Again and again I keep noticing big name artist giving up their royalties, more often then not the reasoning stated is because they're only making pennies by the time it gets to them anyway. Most recently it Britney Spears, though it doesn't reveal the reason why this time...
Britney Spears Sells Music Catalog, Other Rights to Primary Wave
https://variety.com/2026/music/news/britney-spears-sells-music-catalog-primary-wave-1236658728/
"... Details were unclear —and likely under iron-clad non-disclosure agreements — but TMZ estimated the deal to be in the low nine figures. It seems safe to assume that Spears’ artist royalties and publishing rights were included in the deal. ... Sony Music owns and controls the rights to Spears’ entire recorded music catalog, so it seems likely she sold the rights to her artist royalties. ..."
With Taylor Swift there's an interesting story of when the rights to her first six albums had been sold off in 2019 without her knowledge. This completely enraged her but couldn't to do anything about it. So what she did was re-recorded all six of the albums that she lost her rights to, she referred to them as "Taylor's Version". By re-recording her albums as "Taylor’s Version," she successfully shifted fans and streaming platforms towards her new versions of the same songs/albums. This greatly diminished the commercial value of her originals which Capital records had bought. It was then that Capital offered to sell the original recordings back to her, but she refused to sign some "ironclad" nondisclosure agreement that would have prevented her from ever speaking negatively about the buyer again, essentially "silencing" her for life.

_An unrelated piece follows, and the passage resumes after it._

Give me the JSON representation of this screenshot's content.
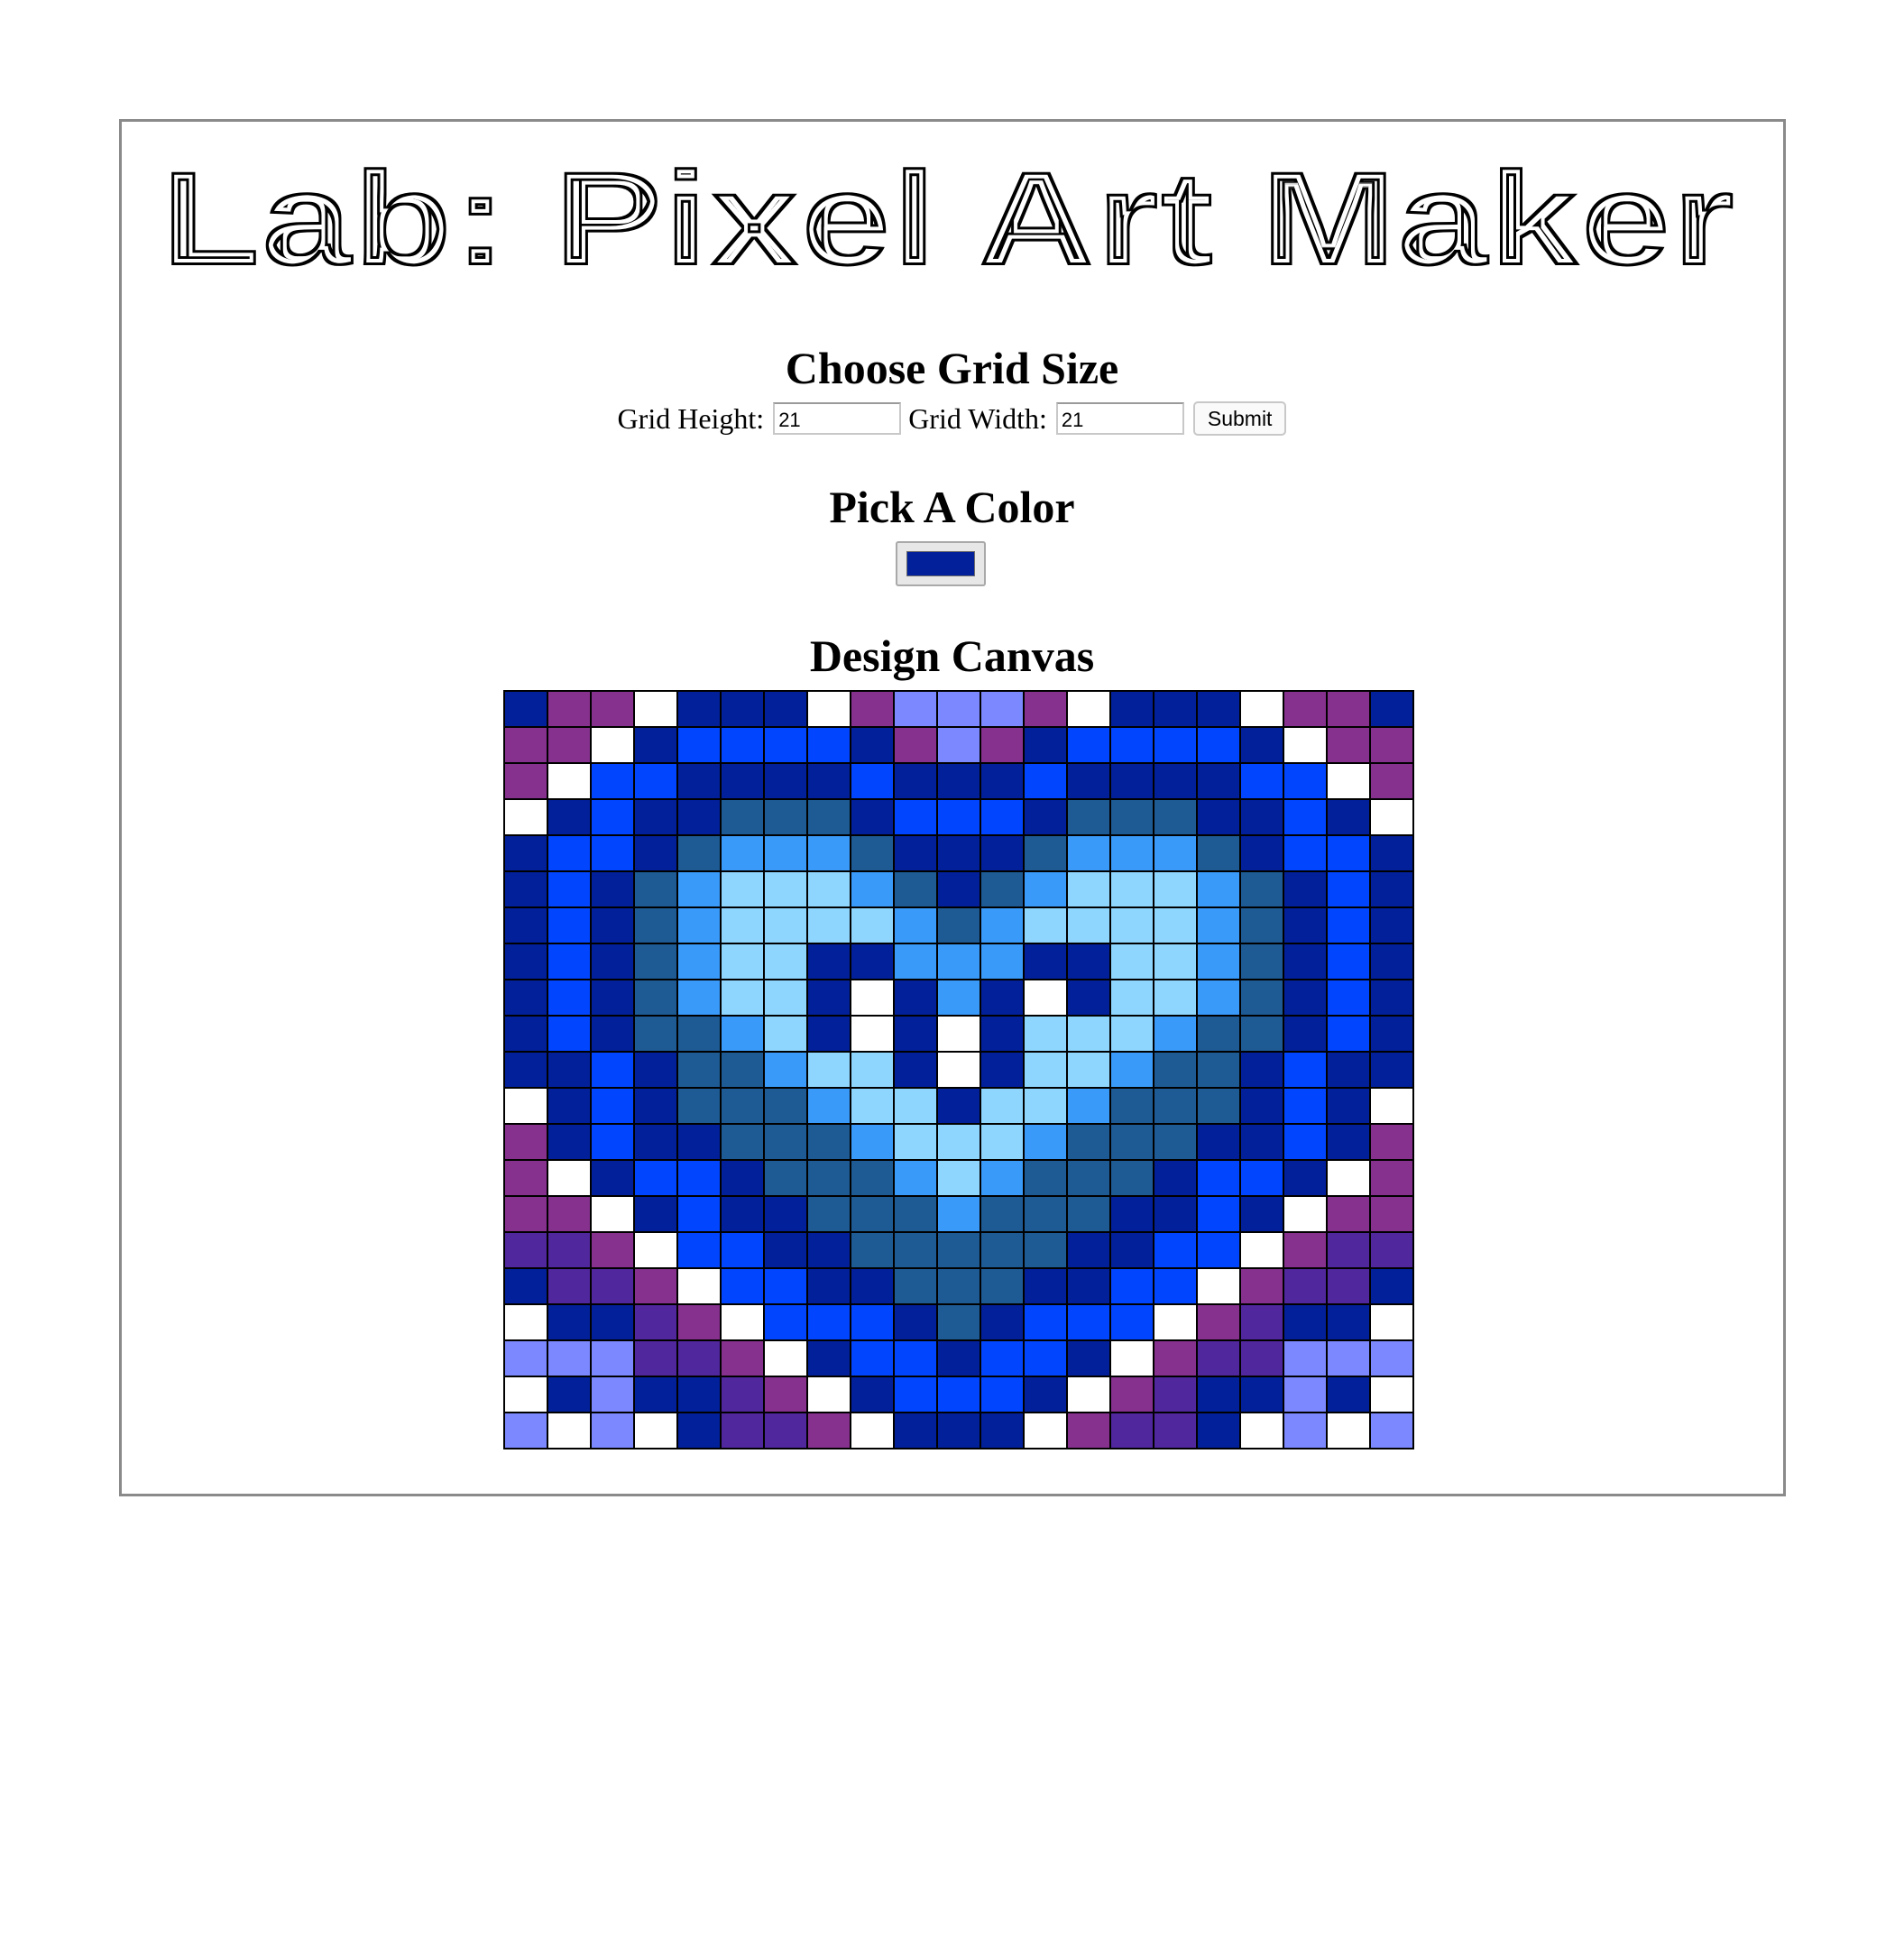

Eventually Capitol caved and Taylor bought back all six of the original albums for the $360 million Capitol had paid for them. Evidently both versions of her first six albums are popular sellers so she's essentially doubled the profit she made on those songs, since she now owns all of them again.
But perhaps it's Paul McCartney’s decades-long battle to reclaim the Beatles catalog that's the most famous battle of the sort. In 1963, McCartney and John Lennon had formed Northern Songs which later underwent some kind of a "hostile takeover" in 1969, and the controlling interest rights got sold to ATV Music without giving the band a chance to buy it first.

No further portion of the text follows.